To date, there have been 10,000 adverse events reported to the FDA and more than 3,700 lawsuits filed against Bayer, alleging that the Essure device was responsible for injuries ranging from weight gain and unexpected pregnancies to chronic pain, severe allergic and auto-immune reactions and serious bleeding.
Although Bayer carries insurance covering them for “statutory product liability claims,” the company’s liability relating to Essure and the contraceptive pill Yasmin has exceeded their coverage limits. Bayer is expecting that additional lawsuits will be filed, but continues to stand by the product. In the report, Bayer states “…it believes it has meritorious defenses and intends to defend itself vigorously.”
Meanwhile, sales of Essure have been on the decline. Dr. James Greenberg of Boston’s Brigham-Faulkner OB/GYN Associates, said he would be “surprised” if any of his patients had received Essure over the past 12 months. For several years after Essure was approved by the FDA, Greenberg was implanting an average of thirty devices every year. When lawsuits started being filed, that demand fell off sharply.
Greenberg points out that these days, patients are doing more research before consenting to new procedures and treatments. “I think the average medical consumer today goes right to the web,” he said. “You put in Essure, and the first thing that comes up is lawsuits. That’s not something that makes you super excited to have that done to you.”

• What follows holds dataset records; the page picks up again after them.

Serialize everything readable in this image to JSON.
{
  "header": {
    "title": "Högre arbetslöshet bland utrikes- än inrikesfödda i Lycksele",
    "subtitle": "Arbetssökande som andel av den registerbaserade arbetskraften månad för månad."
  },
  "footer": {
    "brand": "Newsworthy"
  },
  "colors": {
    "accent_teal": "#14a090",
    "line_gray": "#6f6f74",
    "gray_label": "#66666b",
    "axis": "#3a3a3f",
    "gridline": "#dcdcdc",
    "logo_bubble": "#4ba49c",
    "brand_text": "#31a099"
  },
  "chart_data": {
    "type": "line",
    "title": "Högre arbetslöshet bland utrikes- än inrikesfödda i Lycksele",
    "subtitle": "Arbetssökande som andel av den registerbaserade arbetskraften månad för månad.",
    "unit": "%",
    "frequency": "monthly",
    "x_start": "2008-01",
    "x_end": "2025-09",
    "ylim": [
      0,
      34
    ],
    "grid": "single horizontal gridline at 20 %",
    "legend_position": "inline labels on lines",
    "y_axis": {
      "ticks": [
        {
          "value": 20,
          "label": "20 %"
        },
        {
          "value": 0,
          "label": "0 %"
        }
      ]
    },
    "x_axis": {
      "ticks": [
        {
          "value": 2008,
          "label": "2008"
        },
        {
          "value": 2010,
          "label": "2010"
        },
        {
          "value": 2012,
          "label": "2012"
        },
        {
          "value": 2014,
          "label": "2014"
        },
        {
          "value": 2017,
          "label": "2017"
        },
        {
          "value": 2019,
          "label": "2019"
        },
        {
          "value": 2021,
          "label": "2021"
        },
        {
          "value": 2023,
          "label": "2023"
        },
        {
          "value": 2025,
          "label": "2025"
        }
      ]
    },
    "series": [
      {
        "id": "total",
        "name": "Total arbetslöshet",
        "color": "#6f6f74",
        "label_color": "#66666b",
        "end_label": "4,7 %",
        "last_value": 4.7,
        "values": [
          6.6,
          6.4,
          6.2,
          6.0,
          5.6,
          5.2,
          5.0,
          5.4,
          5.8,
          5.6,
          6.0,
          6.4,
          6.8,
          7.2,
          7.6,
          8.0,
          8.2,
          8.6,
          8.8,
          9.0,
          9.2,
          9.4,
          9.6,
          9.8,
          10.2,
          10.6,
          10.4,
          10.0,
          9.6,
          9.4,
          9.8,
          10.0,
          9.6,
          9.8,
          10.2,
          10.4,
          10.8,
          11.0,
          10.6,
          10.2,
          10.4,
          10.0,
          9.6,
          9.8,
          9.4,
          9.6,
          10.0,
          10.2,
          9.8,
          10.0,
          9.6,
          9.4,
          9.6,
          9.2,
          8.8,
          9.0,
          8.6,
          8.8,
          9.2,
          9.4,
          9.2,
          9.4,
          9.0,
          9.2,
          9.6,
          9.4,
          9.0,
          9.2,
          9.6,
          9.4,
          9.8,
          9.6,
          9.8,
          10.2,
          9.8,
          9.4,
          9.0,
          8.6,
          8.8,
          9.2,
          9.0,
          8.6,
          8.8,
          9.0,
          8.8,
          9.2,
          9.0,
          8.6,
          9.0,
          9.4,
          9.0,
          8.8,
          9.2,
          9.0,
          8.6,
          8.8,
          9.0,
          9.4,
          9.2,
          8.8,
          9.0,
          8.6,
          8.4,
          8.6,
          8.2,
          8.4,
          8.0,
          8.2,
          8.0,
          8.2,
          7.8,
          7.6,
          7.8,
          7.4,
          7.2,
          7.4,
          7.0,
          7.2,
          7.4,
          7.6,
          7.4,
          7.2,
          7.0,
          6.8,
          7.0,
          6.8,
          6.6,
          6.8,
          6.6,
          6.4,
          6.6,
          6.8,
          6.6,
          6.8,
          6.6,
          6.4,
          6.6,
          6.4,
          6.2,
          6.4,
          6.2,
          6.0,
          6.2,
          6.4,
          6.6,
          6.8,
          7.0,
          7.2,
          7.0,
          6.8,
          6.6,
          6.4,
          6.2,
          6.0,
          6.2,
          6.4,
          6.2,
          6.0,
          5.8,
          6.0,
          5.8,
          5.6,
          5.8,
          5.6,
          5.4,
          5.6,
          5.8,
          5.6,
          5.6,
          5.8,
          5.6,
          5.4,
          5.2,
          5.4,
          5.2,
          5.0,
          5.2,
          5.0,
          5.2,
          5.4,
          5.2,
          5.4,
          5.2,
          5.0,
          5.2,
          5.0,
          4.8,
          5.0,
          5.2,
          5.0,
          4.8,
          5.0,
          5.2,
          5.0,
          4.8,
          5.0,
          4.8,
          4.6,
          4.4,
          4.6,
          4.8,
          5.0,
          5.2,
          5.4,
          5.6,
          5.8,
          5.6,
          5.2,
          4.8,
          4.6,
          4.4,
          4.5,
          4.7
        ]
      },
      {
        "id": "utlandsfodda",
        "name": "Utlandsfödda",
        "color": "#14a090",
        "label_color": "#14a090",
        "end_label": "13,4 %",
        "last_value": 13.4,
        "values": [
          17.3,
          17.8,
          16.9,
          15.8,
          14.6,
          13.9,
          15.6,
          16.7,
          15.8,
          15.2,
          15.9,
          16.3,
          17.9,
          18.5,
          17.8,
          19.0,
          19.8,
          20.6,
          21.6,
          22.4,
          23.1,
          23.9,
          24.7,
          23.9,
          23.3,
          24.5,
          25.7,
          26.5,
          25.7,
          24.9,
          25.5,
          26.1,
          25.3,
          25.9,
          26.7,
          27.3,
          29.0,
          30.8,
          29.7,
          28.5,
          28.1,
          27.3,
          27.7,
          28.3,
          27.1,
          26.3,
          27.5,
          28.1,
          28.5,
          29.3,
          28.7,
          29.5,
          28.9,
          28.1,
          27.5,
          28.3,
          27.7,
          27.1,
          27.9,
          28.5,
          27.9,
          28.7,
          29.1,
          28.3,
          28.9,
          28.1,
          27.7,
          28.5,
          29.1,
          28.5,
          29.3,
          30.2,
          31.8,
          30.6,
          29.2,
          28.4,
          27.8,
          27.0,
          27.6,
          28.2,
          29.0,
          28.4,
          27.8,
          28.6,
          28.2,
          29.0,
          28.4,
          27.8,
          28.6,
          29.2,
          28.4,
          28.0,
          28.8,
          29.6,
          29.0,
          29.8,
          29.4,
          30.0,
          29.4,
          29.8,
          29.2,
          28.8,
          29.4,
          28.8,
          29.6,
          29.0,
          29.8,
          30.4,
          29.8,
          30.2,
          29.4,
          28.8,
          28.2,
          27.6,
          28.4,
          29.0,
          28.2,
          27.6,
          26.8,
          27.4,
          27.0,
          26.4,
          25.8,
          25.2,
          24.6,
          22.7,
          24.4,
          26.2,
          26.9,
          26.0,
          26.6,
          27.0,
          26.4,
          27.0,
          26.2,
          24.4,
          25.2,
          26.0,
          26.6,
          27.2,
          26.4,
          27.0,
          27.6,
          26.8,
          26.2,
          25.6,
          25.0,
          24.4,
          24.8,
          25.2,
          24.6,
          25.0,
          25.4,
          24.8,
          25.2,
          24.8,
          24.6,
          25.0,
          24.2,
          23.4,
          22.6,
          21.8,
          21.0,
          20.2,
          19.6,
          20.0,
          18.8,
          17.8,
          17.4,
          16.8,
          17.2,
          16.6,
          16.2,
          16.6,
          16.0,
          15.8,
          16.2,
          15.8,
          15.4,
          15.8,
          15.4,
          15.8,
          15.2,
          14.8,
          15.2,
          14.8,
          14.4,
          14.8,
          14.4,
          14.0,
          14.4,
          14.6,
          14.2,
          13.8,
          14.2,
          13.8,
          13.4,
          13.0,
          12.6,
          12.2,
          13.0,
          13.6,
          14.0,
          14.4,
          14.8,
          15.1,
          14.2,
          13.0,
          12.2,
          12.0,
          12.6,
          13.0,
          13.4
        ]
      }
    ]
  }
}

A recent survey of nearly 400 women’s doctors across the country showed a definite fall in the number of Essure devices being implanted. Most of the 270 who said they had implanted patients with Essure said the number of those devices being used had declined over the past five years. Brazil’s National Health Surveillance Agency has stopped supplying Essure to women patients and has had all such devices recalled.
Another factor that may be contributing to the demise of Essure is competition from other, safer and proven forms of birth control, particularly reversible ones such as IUDs and hormonal implants.